Abstract:
Background: Plasmodium falciparum malaria remains one of the biggest health problems in tropical regions. Current preventive and therapeutic measures are only partially effective given the parasite’s complicated life cycle and its ability to develop resistance to antimalarial drugs over relatively short times. Therefore, the search for more potent vaccines and stable drugs has become a high priority over the past years. Immunologic data collection is an important tool within current malaria research and can provide insight in the pathologic mechanisms during a plasmodium infection.

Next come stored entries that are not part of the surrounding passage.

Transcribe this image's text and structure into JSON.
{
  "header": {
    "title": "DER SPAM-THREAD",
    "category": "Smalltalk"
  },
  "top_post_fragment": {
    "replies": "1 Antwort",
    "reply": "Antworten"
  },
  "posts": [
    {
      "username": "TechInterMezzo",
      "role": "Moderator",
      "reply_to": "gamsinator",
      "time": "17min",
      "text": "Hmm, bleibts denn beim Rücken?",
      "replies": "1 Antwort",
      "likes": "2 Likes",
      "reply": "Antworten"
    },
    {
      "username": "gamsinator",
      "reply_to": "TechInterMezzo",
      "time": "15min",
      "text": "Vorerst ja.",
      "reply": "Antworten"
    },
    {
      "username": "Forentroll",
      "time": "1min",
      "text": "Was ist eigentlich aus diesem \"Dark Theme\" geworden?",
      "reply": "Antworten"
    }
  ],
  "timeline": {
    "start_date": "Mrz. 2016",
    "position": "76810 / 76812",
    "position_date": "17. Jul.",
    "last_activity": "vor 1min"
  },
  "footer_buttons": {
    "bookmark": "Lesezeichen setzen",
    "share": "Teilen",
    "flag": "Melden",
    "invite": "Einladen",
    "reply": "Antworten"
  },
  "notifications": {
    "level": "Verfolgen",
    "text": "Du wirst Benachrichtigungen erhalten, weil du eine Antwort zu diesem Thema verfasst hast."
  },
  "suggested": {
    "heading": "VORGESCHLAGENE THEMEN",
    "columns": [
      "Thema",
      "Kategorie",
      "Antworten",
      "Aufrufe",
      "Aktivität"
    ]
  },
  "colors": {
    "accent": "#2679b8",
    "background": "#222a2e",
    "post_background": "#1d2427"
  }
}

Objective: The severity of a malaria infection strongly depends on a patient’s immunologic state. Even among patients in malaria endemic regions changes within their immune defense against P. falciparum over time can be observed. It is known that malaria infections during pregnancy, as well as the number of pregnancies, affect the immunologic state of the placenta, and therefore the unborn child, and increase the risk of infections with malaria during the neonatal period and infancy. This work focuses on the modulation of the cellular (T-helper cell) and humoral (cytokines IL-10, IL-12, INF-gamma) immune defense of newborns. By analyzing cytokine patterns after in vitro stimulation of neonatal immune cells it was possible to gain insight in the development of the prenatal immune system during a malaria infection of the maternal placenta.

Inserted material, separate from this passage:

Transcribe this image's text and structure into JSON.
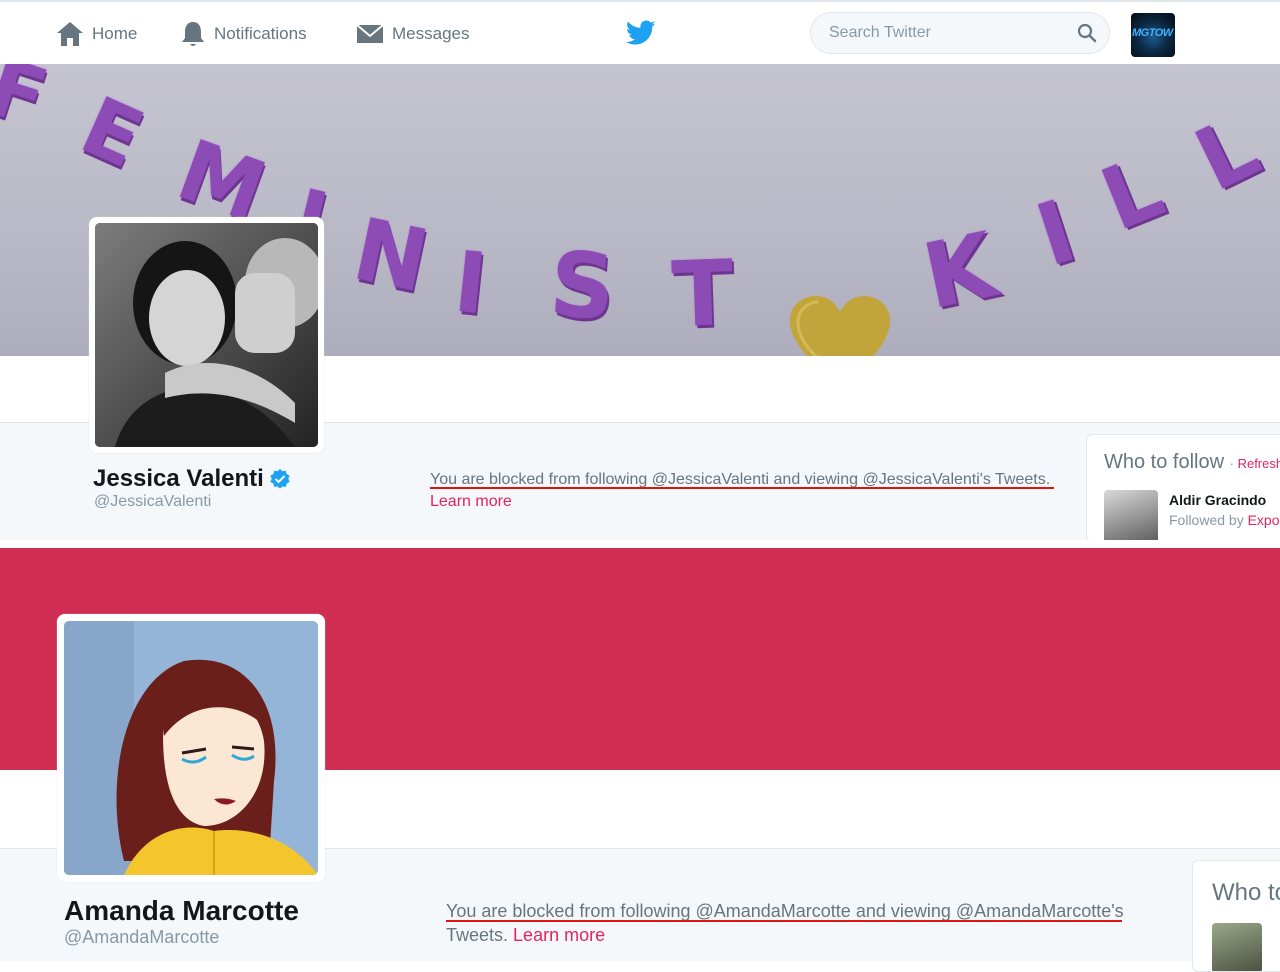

Methods: Neonatal cord blood cells were collected from newborns of primigravid mothers at the Hôpital Albert Schweitzer in Lambaréné, Gabon, a year-round P. falciparum endemic region. Cord blood was obtained shortly after delivery of the placenta. Mononuclear cells were isolated and then cultivated under exposure to certain stimulants: PHA (Mitogen), PPD (recall antigen), schizont antigens (endemic isolates). After cultivation, cytokine concentrations of IL-10, IL-12, and INF-gamma were measured in the supernatants by ELISA. Cytokine patterns were compared among cells from newborns born to mothers without malaria infection (KI), infection during pregnancy (IS), or infection at time of delivery (IG).

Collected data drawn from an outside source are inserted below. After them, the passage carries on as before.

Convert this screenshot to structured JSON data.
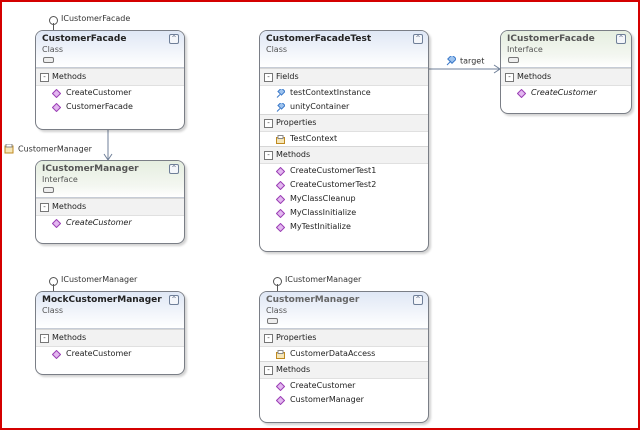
{
  "colors": {
    "frame": "#d40000",
    "method": "#9b3fb5",
    "field": "#3a78c8",
    "property": "#c08a20",
    "connector": "#6f7f98"
  },
  "lollipops": {
    "top_left": "ICustomerFacade",
    "bottom_left": "ICustomerManager",
    "bottom_middle": "ICustomerManager"
  },
  "associations": {
    "customer_manager": "CustomerManager",
    "target": "target"
  },
  "shapes": {
    "customer_facade": {
      "name": "CustomerFacade",
      "stereotype": "Class",
      "sections": {
        "methods": "Methods"
      },
      "methods": [
        "CreateCustomer",
        "CustomerFacade"
      ]
    },
    "icustomer_manager": {
      "name": "ICustomerManager",
      "stereotype": "Interface",
      "sections": {
        "methods": "Methods"
      },
      "methods": [
        "CreateCustomer"
      ]
    },
    "customer_facade_test": {
      "name": "CustomerFacadeTest",
      "stereotype": "Class",
      "sections": {
        "fields": "Fields",
        "properties": "Properties",
        "methods": "Methods"
      },
      "fields": [
        "testContextInstance",
        "unityContainer"
      ],
      "properties": [
        "TestContext"
      ],
      "methods": [
        "CreateCustomerTest1",
        "CreateCustomerTest2",
        "MyClassCleanup",
        "MyClassInitialize",
        "MyTestInitialize"
      ]
    },
    "icustomer_facade": {
      "name": "ICustomerFacade",
      "stereotype": "Interface",
      "sections": {
        "methods": "Methods"
      },
      "methods": [
        "CreateCustomer"
      ]
    },
    "mock_customer_manager": {
      "name": "MockCustomerManager",
      "stereotype": "Class",
      "sections": {
        "methods": "Methods"
      },
      "methods": [
        "CreateCustomer"
      ]
    },
    "customer_manager": {
      "name": "CustomerManager",
      "stereotype": "Class",
      "sections": {
        "properties": "Properties",
        "methods": "Methods"
      },
      "properties": [
        "CustomerDataAccess"
      ],
      "methods": [
        "CreateCustomer",
        "CustomerManager"
      ]
    }
  }
}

Results: High IL-10 concentrations could be measured in the KI- and IG- group after stimulation with schizont antigen. PPD triggered only small IL-10 responses in any of the groups. IL-12 concentrations were low in the IG-group for each of the stimulants, however, reached high concentrations in the IS-group. Similarly, high INF-gamma concentrations could be observed in the KI- and IG- group after stimulation with schizont antigen. Additionally, cells of the IG-group also showed an increased INF-gamma production after PPD stimulation. After correlation of the obtained cytokine levels a combined response of IL-10 and INF-gamma could be observed among cells of the SI- and KI-group after schizont antigen stimulation. In addition, a strong correlation of increased production of IL-10 and IL-12 was found in cells of the KI-group after exposure to schizont antigen.
Conclusion: There was a strong impact on neonatal immune cells through in utero exposure to plasmodium placenta infection. Exposed neonatal cells showed a stronger IL-12 mediated immune response and gained the ability to form a plasmodium specific immune memory that could be activated later. In contrast, plasmodium infection at the end of pregnancy seemed to inhibit the formation of a specific immune memory through suppression of an IL-12 mediated response, instead favoring a less specific IL-10 mediated proinflammatory response. This modulation of the immune memory in these newborns towards a more plasmodium susceptible immune milieu seems to contribute to the observed increased malaria infection risk of these children during infancy.